All-round Western Australia prove too good for the Redbacks

Cricket

Western Australia 5 for 481 dec (Inglis 153*, Agar 114*, Pope 5-164) and 2 for 215 dec (Marsh 110*, Bancroft 71) beat South Australia 314 (Weatherald 105, Agar 5-103) and 177 (Head 54) by 205 runs

Western Australia closed out a resounding victory over South Australia with 57 balls to spare on the final day of the Sheffield Shield match at Karen Rolton Oval.

The Redbacks’ top order had gifted their wickets to the Warriors with a series of indifferent shots and decisions, but the hosts still managed to enter the final hour with four wickets still in hand.

Enter Ashton Turner, whose seldom used offbreaks accounted for Nick Winter when the left-arm paceman bunted a catch to Sam Whiteman at silly point, heralding the loss of SA’s last four wickets for eight runs, two of those claimed by Cameron Gannon and Joel Paris after Shaun Marsh took the second new ball with 12 overs of the match remaining.

Marsh had given SA more of a chance than other captains might have done when he batted on the final morning to reduce the Redbacks’ required number of overs to survive from 96 to 92.

Paris enjoyed success in the very first over when Henry Hunt pushed indeterminately at a ball angled across him to be caught behind, and after Brad Davis and Jake Weatherald added 45 with few alarms, the No. 3 was run out by a superb stop and then back hand flick from Gannon at cover as Davis ran with the shot and found himself stranded by the quick return.

Weatherald, a century-maker in the first innings, was beaten for pace by an Ashton Agar quicker ball and given lbw for 36, before Tom Cooper drove ambitiously at the debutant Lance Morris and dragged onto the stumps.

SA’s captain Travis Head played well for his half century, but from the final ball of the 46th over, marking the halfway point of his team’s survival assignment, he attempted an upper cut at Matthew Kelly and managed only a thin edge behind. Though Head has a tendency to be impetuous with the bat, this was a moment he will long regret.

The implications of Head’s error in judgment were made patently clear as Harry Nielsen, Liam Scott and Winter all sold their wickets more dearly.

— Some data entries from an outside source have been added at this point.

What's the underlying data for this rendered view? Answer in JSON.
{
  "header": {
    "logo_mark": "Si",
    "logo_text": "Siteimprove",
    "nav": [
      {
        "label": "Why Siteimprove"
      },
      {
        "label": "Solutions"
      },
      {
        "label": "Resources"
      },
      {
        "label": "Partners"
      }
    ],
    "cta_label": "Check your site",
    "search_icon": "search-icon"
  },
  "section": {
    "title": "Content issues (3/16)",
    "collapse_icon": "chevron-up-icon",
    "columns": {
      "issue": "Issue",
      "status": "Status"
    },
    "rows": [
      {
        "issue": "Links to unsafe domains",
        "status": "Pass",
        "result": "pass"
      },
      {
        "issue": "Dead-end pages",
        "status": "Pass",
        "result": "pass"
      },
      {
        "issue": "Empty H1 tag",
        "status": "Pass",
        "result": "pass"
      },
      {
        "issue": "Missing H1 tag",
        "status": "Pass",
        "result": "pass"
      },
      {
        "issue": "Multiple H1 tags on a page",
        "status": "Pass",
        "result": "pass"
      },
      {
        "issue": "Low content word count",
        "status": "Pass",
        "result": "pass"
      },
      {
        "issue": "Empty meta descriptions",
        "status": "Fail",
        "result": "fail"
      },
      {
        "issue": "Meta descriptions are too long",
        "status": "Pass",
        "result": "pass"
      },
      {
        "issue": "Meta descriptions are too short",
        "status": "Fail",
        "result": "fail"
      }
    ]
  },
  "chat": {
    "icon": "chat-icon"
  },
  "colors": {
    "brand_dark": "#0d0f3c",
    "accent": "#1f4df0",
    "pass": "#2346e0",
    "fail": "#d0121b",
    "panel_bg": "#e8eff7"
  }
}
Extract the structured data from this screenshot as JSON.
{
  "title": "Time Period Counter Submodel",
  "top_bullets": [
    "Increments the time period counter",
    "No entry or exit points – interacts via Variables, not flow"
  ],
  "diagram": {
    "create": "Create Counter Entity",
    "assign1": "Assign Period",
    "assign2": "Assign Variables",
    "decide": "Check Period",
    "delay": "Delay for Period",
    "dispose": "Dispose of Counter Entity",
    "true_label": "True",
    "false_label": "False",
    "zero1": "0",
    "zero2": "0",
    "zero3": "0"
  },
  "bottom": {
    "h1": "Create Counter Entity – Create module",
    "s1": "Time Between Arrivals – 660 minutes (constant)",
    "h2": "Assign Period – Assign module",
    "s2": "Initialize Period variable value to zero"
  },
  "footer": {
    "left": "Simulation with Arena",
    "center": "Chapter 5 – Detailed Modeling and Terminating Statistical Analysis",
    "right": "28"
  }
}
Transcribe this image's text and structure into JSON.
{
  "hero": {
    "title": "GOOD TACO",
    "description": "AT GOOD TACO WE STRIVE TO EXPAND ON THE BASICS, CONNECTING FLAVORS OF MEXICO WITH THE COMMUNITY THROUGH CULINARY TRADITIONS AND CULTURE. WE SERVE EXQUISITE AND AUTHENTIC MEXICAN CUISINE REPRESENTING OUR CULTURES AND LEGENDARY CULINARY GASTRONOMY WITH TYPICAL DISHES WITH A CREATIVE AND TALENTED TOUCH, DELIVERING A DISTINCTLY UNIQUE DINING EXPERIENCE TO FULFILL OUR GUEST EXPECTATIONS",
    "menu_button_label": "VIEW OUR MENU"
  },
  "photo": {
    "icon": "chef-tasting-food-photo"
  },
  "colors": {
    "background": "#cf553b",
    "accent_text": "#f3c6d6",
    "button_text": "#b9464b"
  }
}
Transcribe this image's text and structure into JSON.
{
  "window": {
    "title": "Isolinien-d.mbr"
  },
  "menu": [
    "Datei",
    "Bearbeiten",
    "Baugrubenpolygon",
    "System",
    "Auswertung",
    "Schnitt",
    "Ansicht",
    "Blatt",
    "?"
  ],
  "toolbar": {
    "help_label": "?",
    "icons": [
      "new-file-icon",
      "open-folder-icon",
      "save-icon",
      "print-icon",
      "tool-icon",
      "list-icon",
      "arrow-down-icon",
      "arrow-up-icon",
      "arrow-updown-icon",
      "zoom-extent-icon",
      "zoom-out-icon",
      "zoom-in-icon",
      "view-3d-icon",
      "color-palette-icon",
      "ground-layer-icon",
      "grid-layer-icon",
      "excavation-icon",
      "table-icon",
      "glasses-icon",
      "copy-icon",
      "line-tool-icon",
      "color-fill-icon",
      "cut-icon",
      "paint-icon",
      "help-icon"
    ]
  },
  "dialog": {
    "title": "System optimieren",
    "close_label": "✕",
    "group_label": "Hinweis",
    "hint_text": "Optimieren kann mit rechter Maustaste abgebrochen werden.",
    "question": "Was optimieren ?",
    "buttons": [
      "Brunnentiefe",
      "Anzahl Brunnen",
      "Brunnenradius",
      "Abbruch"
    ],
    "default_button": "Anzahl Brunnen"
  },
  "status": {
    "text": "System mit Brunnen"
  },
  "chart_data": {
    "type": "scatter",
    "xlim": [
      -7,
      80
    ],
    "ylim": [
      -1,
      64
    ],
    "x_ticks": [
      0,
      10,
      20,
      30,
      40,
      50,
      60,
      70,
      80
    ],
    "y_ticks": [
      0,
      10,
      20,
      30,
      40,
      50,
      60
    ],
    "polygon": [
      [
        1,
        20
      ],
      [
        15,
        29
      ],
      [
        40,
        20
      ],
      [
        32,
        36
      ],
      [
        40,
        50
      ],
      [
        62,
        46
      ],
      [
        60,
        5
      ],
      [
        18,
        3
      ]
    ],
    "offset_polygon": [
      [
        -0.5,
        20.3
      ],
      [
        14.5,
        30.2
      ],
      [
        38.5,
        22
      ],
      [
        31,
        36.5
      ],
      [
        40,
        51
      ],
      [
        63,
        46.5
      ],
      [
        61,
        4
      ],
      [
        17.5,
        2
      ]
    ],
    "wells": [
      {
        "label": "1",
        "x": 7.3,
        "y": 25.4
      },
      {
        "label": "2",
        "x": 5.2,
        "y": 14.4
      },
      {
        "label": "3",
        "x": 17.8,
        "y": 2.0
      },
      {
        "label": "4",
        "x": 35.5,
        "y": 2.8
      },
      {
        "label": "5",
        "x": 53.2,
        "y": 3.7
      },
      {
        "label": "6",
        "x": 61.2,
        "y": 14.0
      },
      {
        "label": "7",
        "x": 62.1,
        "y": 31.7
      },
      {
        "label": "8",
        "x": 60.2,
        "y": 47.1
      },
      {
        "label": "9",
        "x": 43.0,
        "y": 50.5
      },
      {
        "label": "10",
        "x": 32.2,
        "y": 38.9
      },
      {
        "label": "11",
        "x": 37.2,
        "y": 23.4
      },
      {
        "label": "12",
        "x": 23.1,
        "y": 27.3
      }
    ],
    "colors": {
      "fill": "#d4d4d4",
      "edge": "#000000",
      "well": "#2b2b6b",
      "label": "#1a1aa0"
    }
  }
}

Nielsen lasted 88 balls before hooking straight to Cameron Bancroft and short backward square leg, and Scott’s determined resistance was ended by one of the few balls to misbehave all day, a shooter pinning him lbw to Kelly as Josh Inglis stood up to the stumps.

Though the clock and the overs ticked down, there was an air of inevitability about the closing moments, as the Redbacks, bottom placed each of the past three seasons, found themselves losing their opener to a more confident WA combination.